Sunday, October 22, 2006

Headache and History:
Mathieu’s Disenchantment and Remembering of the Spiritual Past(s)

“He longed for the place so distant that its light would reach him like an arrow of flame in the region where eyes can no longer see. There was another past, there were other nights to get through before, breathless, he would reach a morning’s half-light. He sensed this with all his body. And of course, for as long as he did not come out there he would be afraid of the dark. And though he was sceptical and no longer believed in the power of the quimboseur, behind that wrinkled forehead and beneath the words spinning faster and faster, he also was watching for a country whose quaking, whose extinguished or forbidden truths now freely rekindled, troubled him even more seriously” (Glissant 265)

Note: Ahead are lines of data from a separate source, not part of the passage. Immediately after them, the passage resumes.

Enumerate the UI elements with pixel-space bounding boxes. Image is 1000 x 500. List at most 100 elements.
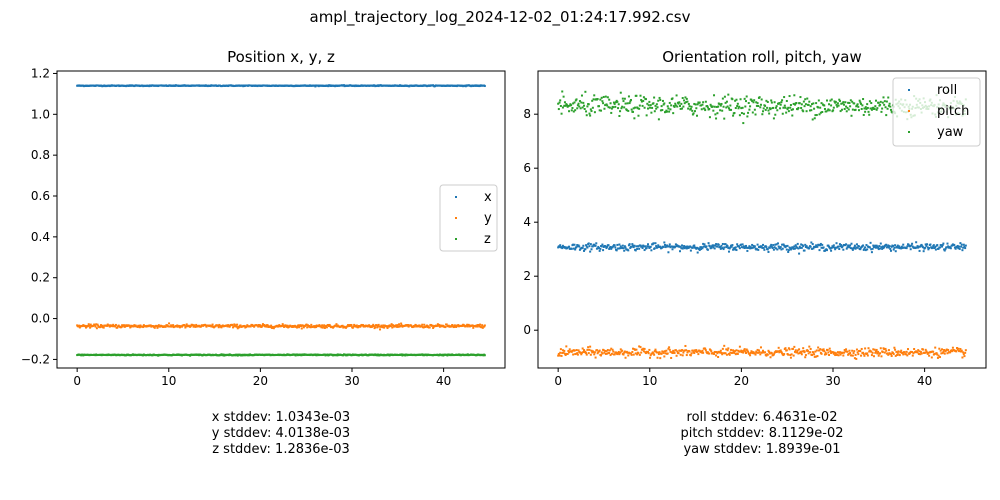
data-point <box>818 249 821 252</box>
data-point <box>466 325 469 328</box>
data-point <box>918 249 921 252</box>
data-point <box>727 250 730 253</box>
data-point <box>813 355 816 358</box>
data-point <box>936 244 939 247</box>
data-point <box>762 246 765 249</box>
data-point <box>947 348 950 351</box>
data-point <box>168 322 171 325</box>
data-point <box>752 351 755 354</box>
data-point <box>741 106 744 109</box>
data-point <box>695 349 698 352</box>
y-tick-label: 0.8 <box>31 148 50 162</box>
data-point <box>828 347 831 350</box>
data-point <box>655 107 658 110</box>
data-point <box>885 243 888 246</box>
data-point <box>910 244 913 247</box>
data-point <box>627 95 630 98</box>
data-point <box>867 110 870 113</box>
data-point <box>643 249 646 252</box>
data-point <box>325 326 328 329</box>
data-point <box>775 105 778 108</box>
data-point <box>591 106 594 109</box>
data-point <box>726 245 729 248</box>
data-point <box>690 352 693 355</box>
data-point <box>789 104 792 107</box>
data-point <box>840 244 843 247</box>
data-point <box>562 351 565 354</box>
data-point <box>866 103 869 106</box>
y-tick-label: 1.0 <box>31 107 50 121</box>
data-point <box>580 353 583 356</box>
data-point <box>736 352 739 355</box>
data-point <box>615 99 618 102</box>
data-point <box>892 248 895 251</box>
data-point <box>851 108 854 111</box>
data-point <box>848 101 851 104</box>
data-point <box>742 246 745 249</box>
data-point <box>745 351 748 354</box>
data-point <box>937 247 940 250</box>
data-point <box>700 246 703 249</box>
data-point <box>706 351 709 354</box>
data-point <box>863 247 866 250</box>
data-point <box>804 98 807 101</box>
data-point <box>940 352 943 355</box>
x-tick-label: 30 <box>825 374 840 388</box>
data-point <box>670 356 673 359</box>
data-point <box>749 351 752 354</box>
data-point <box>941 244 944 247</box>
data-point <box>888 245 891 248</box>
data-point <box>762 110 765 113</box>
data-point <box>722 105 725 108</box>
data-point <box>558 354 561 357</box>
data-point <box>272 327 275 330</box>
data-point <box>855 243 858 246</box>
data-point <box>691 246 694 249</box>
data-point <box>713 352 716 355</box>
data-point <box>423 323 426 326</box>
data-point <box>755 350 758 353</box>
data-point <box>770 245 773 248</box>
data-point <box>894 348 897 351</box>
data-point <box>587 242 590 245</box>
data-point <box>477 324 480 327</box>
data-point <box>681 244 684 247</box>
data-point <box>570 350 573 353</box>
data-point <box>629 246 632 249</box>
data-point <box>719 247 722 250</box>
data-point <box>863 107 866 110</box>
data-point <box>627 244 630 247</box>
data-point <box>897 350 900 353</box>
data-point <box>845 105 848 108</box>
data-point <box>828 103 831 106</box>
data-point <box>796 108 799 111</box>
data-point <box>674 104 677 107</box>
data-point <box>838 351 841 354</box>
data-point <box>680 247 683 250</box>
data-point <box>678 101 681 104</box>
data-point <box>892 244 895 247</box>
data-point <box>875 350 877 353</box>
data-point <box>297 324 300 327</box>
data-point <box>808 345 811 348</box>
data-point <box>957 247 960 250</box>
data-point <box>646 245 649 248</box>
data-point <box>663 355 666 358</box>
data-point <box>714 244 717 247</box>
data-point <box>662 245 665 248</box>
data-point <box>761 113 764 116</box>
data-point <box>636 107 639 110</box>
data-point <box>886 352 889 355</box>
data-point <box>908 352 911 355</box>
data-point <box>775 243 778 246</box>
data-point <box>717 356 720 358</box>
data-point <box>768 246 771 249</box>
data-point <box>568 104 571 107</box>
data-point <box>668 101 671 104</box>
data-point <box>774 113 777 116</box>
data-point <box>951 346 954 349</box>
data-point <box>794 350 797 353</box>
series-z <box>76 353 486 357</box>
series-x <box>76 84 486 88</box>
data-point <box>879 347 882 350</box>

“The past. Tell me about the past, Papa Longoue! Just what is it?” (7) Found at the beginning of Glissant’s novel The Fourth Century, and said by the curious Mathieu Beluse, this question sets up the argument for the rest of the novel between a child and a quimboiseur. The previous passage also concerns Mathieu Beluse and is found at the end of. What is striking about this passage is the language that is used, and the importance it has for the psyche of Mathieu at the end of the novel and its importance to history, and how history is fragmented like a rhizome and remembered, which is a main theme that Glissant uses in this novel.

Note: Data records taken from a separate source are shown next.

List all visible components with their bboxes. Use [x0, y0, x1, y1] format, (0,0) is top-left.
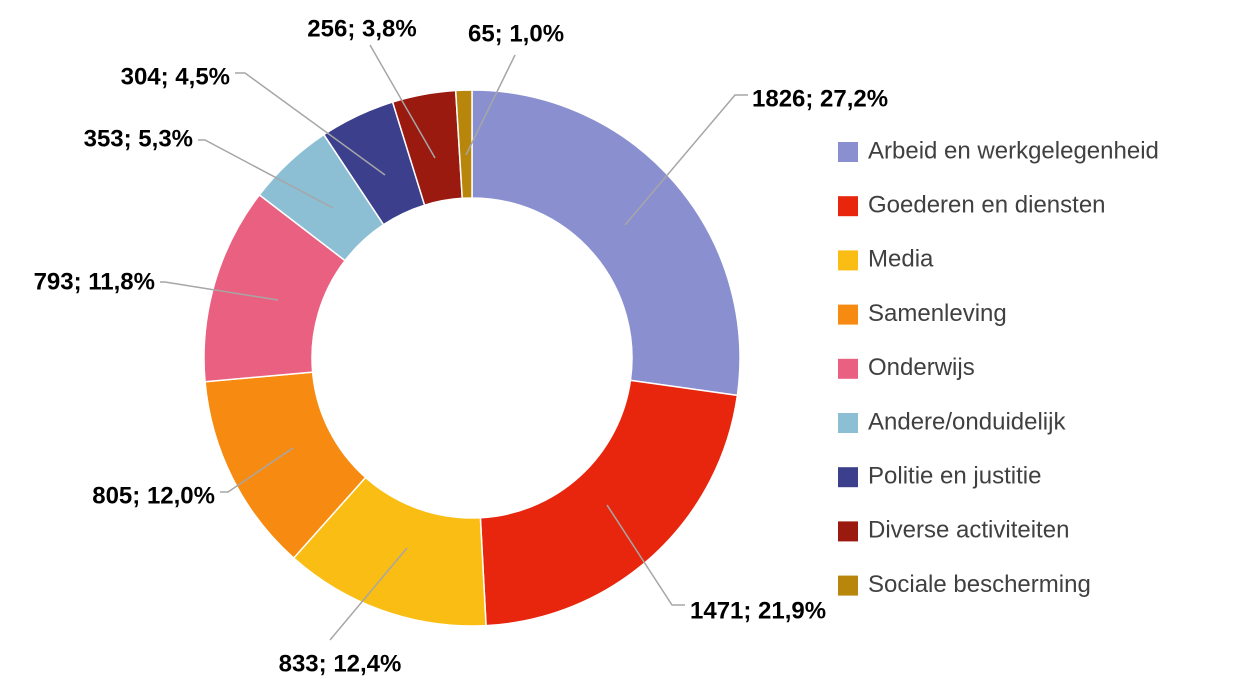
legend-swatch	[838, 250, 858, 271]
leader-line	[465, 54, 516, 156]
leader-line	[220, 447, 294, 493]
data-label: 833; 12,4%	[279, 650, 402, 677]
leader-line	[606, 504, 685, 606]
data-label: 353; 5,3%	[84, 125, 193, 152]
legend-swatch	[838, 304, 858, 325]
legend-label: Sociale bescherming	[868, 571, 1091, 598]
legend-label: Andere/onduidelijk	[868, 408, 1066, 435]
donut-slice	[471, 89, 741, 397]
data-label: 805; 12,0%	[92, 482, 215, 509]
legend-swatch	[838, 467, 858, 488]
legend-swatch	[838, 521, 858, 542]
data-label: 256; 3,8%	[307, 15, 416, 42]
legend-swatch	[838, 575, 858, 596]
leader-line	[235, 72, 386, 176]
leader-line	[329, 547, 408, 641]
leader-line	[160, 281, 279, 301]
data-label: 1471; 21,9%	[690, 597, 826, 624]
leader-line	[624, 94, 748, 226]
legend-swatch	[838, 413, 858, 433]
legend-label: Samenleving	[868, 300, 1007, 327]
legend-label: Onderwijs	[868, 354, 975, 381]
legend-swatch	[838, 358, 858, 379]
legend-label: Arbeid en werkgelegenheid	[868, 137, 1159, 164]
data-label: 1826; 27,2%	[752, 85, 888, 112]
legend-label: Politie en justitie	[868, 463, 1041, 490]
legend-label: Media	[868, 246, 934, 273]
donut-slice	[479, 379, 739, 627]
donut-slice	[454, 89, 473, 200]
data-label: 65; 1,0%	[468, 20, 564, 47]
leader-line	[198, 139, 334, 209]
legend-label: Goederen en diensten	[868, 192, 1106, 219]
legend-swatch	[838, 196, 858, 217]
leader-line	[369, 44, 436, 159]
data-label: 793; 11,8%	[34, 268, 155, 295]
legend-swatch	[838, 142, 858, 162]
legend-label: Diverse activiteiten	[868, 517, 1069, 544]
data-label: 304; 4,5%	[121, 63, 230, 90]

The language in this passage is tremendously loaded with symbols, ambivalence and emotional distress. The first line denotes that what Mathieu is searching for is almost ungraspable. Seeing is related to the linear way of thinking that Mathieu represents; so the part that says “in a region where eyes can no longer see” (265) means that he will only understand the spirit of the ‘pasts’ (or “place”) and will be unable to grasp the past in a linear form that he wishes. “[L]ike an arrow of flame” denotes the militaristic and violent past of the slave trade (allegorized by the brawl between Beluse and Longoue in the first part of the story). Ambiguity is seen in “words spinning faster and faster.” Here, words spin and morph into different meanings, similar to Derrida’s deconstruction. A country that quakes, sounds to me like a country that is on the brink of losing everything that could give them their true identity.

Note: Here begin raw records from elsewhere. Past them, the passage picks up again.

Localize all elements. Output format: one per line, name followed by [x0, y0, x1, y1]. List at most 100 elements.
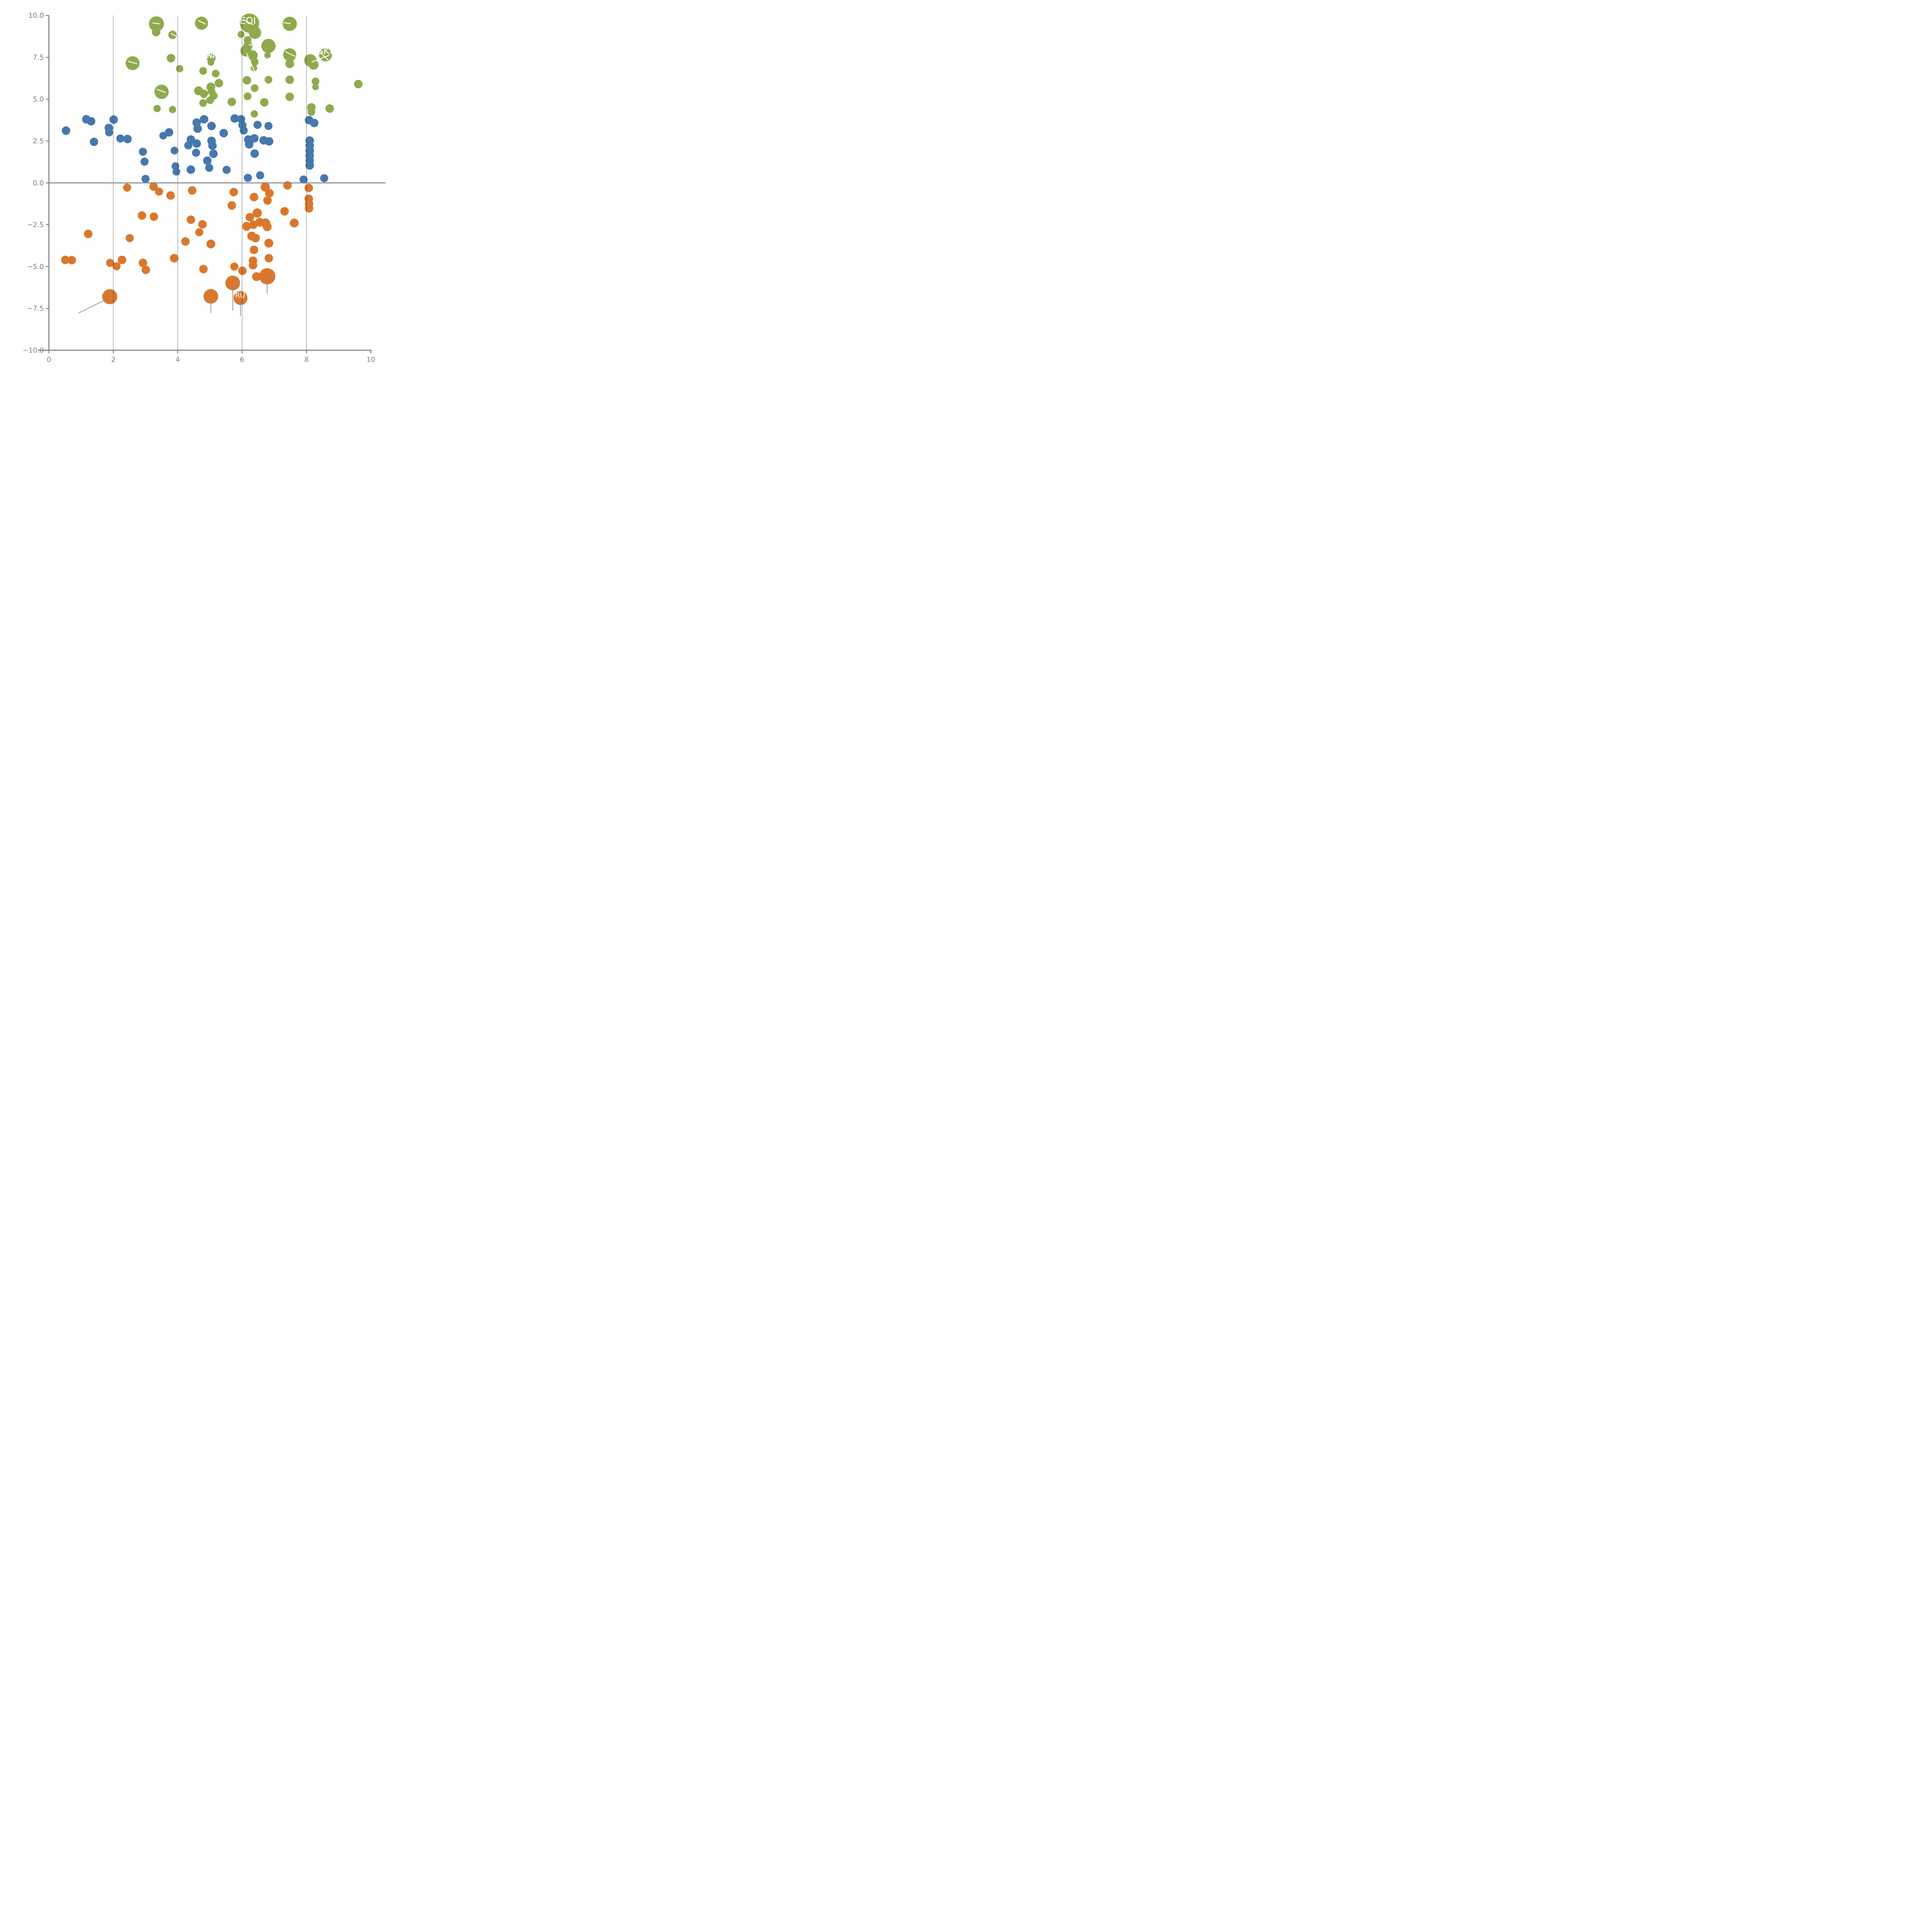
data-point-blue-cluster: [230, 114, 239, 123]
bubble-label: RU: [235, 291, 245, 299]
data-point-orange-cluster: [248, 261, 257, 270]
data-point-orange-cluster: [264, 238, 274, 248]
data-point-orange-cluster: [155, 187, 163, 196]
data-point-orange-cluster: [229, 188, 238, 197]
data-point-green-cluster: [206, 96, 214, 104]
data-point-green-cluster: [260, 98, 269, 107]
data-point-green-cluster: [199, 67, 207, 75]
bubble-scatter-chart: EOI SKI WI MI RU 10.0 7.5 5.0 2.5 0.0 −2.5 −5.0 −7.5…: [22, 12, 386, 364]
data-point-green-cluster: [195, 17, 208, 30]
data-point-orange-cluster: [304, 204, 313, 213]
x-tick-label: 4: [175, 355, 180, 364]
data-point-orange-cluster: [238, 266, 247, 275]
data-point-orange-cluster: [203, 289, 218, 304]
data-point-blue-cluster: [256, 171, 264, 180]
data-point-orange-cluster: [225, 276, 240, 291]
white-leader-line: [246, 53, 257, 76]
data-point-blue-cluster: [141, 175, 150, 183]
data-point-blue-cluster: [192, 148, 200, 157]
white-leader-line: [242, 19, 254, 25]
data-point-green-cluster: [312, 83, 319, 90]
data-point-blue-cluster: [203, 156, 212, 165]
data-point-orange-cluster: [170, 254, 179, 263]
y-tick-label: −5.0: [27, 263, 44, 271]
data-point-orange-cluster: [199, 265, 208, 274]
white-leader-line: [209, 54, 214, 58]
data-point-blue-cluster: [264, 122, 273, 130]
data-point-green-cluster: [308, 60, 319, 70]
bubble-label: MI: [264, 56, 272, 65]
data-point-green-cluster: [214, 79, 223, 88]
data-point-orange-cluster: [264, 254, 273, 263]
y-tick-label: 5.0: [33, 95, 44, 104]
data-point-blue-cluster: [244, 173, 252, 182]
data-point-green-cluster: [167, 54, 175, 63]
y-tick-label: −10.0: [22, 347, 44, 355]
gray-leader-line: [78, 298, 109, 314]
white-leader-line: [285, 51, 296, 57]
x-tick-label: 10: [366, 355, 375, 364]
data-point-orange-cluster: [259, 268, 276, 284]
data-point-orange-cluster: [265, 189, 274, 198]
y-tick-label: −7.5: [27, 304, 44, 313]
bubble-label: SKI: [317, 45, 332, 56]
data-point-blue-cluster: [140, 157, 149, 166]
data-point-blue-cluster: [207, 122, 216, 130]
data-point-orange-cluster: [117, 255, 126, 264]
data-point-green-cluster: [238, 31, 245, 38]
data-point-orange-cluster: [245, 213, 254, 222]
y-tick-label: 10.0: [29, 12, 44, 20]
white-leader-line: [283, 22, 291, 24]
data-point-green-cluster: [248, 26, 261, 39]
data-point-blue-cluster: [139, 148, 147, 156]
data-point-orange-cluster: [290, 218, 299, 228]
data-point-green-cluster: [176, 65, 184, 73]
data-point-blue-cluster: [299, 175, 308, 184]
data-point-green-cluster: [199, 99, 207, 107]
y-tick-label: 7.5: [33, 53, 44, 61]
data-point-orange-cluster: [141, 265, 150, 274]
data-point-orange-cluster: [188, 186, 197, 195]
data-point-orange-cluster: [67, 256, 76, 265]
data-point-green-cluster: [243, 76, 251, 85]
y-tick-label: −2.5: [27, 221, 44, 229]
bubble-label: WI: [206, 52, 214, 60]
data-point-blue-cluster: [200, 115, 209, 124]
data-point-green-cluster: [285, 59, 294, 68]
bubble-scatter-page: EOI SKI WI MI RU 10.0 7.5 5.0 2.5 0.0 −2.5 −5.0 −7.5…: [0, 0, 386, 386]
data-point-blue-cluster: [116, 134, 125, 143]
data-point-green-cluster: [248, 50, 258, 61]
data-point-orange-cluster: [252, 208, 262, 218]
white-leader-line: [319, 60, 327, 67]
data-point-orange-cluster: [260, 182, 270, 192]
data-point-orange-cluster: [149, 182, 158, 191]
data-point-orange-cluster: [181, 237, 190, 246]
data-point-blue-cluster: [90, 138, 98, 146]
data-point-green-cluster: [283, 48, 296, 61]
data-point-green-cluster: [153, 105, 161, 112]
data-point-blue-cluster: [209, 149, 218, 158]
data-point-green-cluster: [200, 90, 208, 98]
data-point-orange-cluster: [242, 222, 251, 231]
data-point-orange-cluster: [227, 201, 236, 210]
data-point-orange-cluster: [126, 234, 134, 242]
data-point-orange-cluster: [230, 262, 238, 271]
data-point-orange-cluster: [280, 207, 289, 216]
data-point-green-cluster: [152, 28, 161, 36]
data-point-orange-cluster: [61, 255, 70, 264]
data-point-green-cluster: [325, 104, 334, 113]
data-point-blue-cluster: [240, 126, 248, 135]
data-point-blue-cluster: [205, 163, 213, 172]
data-point-green-cluster: [154, 85, 169, 99]
data-point-green-cluster: [264, 76, 272, 84]
data-point-orange-cluster: [166, 191, 175, 200]
data-point-orange-cluster: [123, 183, 131, 192]
data-point-blue-cluster: [237, 115, 245, 123]
data-point-blue-cluster: [109, 115, 118, 124]
data-point-orange-cluster: [138, 259, 147, 267]
x-tick-label: 2: [111, 355, 115, 364]
data-point-green-cluster: [261, 39, 276, 53]
data-point-green-cluster: [169, 106, 176, 113]
data-point-orange-cluster: [263, 222, 272, 231]
data-point-blue-cluster: [193, 124, 202, 133]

Mathieu is in the hospital with a headache. Mentally, he is fighting with what Longoue has told him; his linear, school-trained brain is having trouble believing that the present is not what it seems and that the past was fragmented in a series of multiple pasts lined up side by side. Beluses fear of the dark means his fear of the past and what might come of him when he understands the anger, the darkness and the rhizome-like nature of the past that Longoue has narrated for him. Although, he is said here to have disbelieved everything that the quimboseur had told him, he is starting to see reality in a different light and is searching for those hints of oppression and colonization.
In a greater context this quotation deals with history and the remembering of history through understanding that their is no “real” history, but multiple histories and pasts, organized in a rhizome like fashion. “There was another past” is a clear example this. Only by understanding and “living” these multiple pasts can someone understand the present.
Mathieu’s struggle is on an epic scale, as he relives the past(s), he is seeing the pain and suffering that has created his present. A present he is now starting to reconfigure as the veil of forgetting has been lifted by the quimboiseur. It s a step forward in the need to remember the past that so many have forgotten.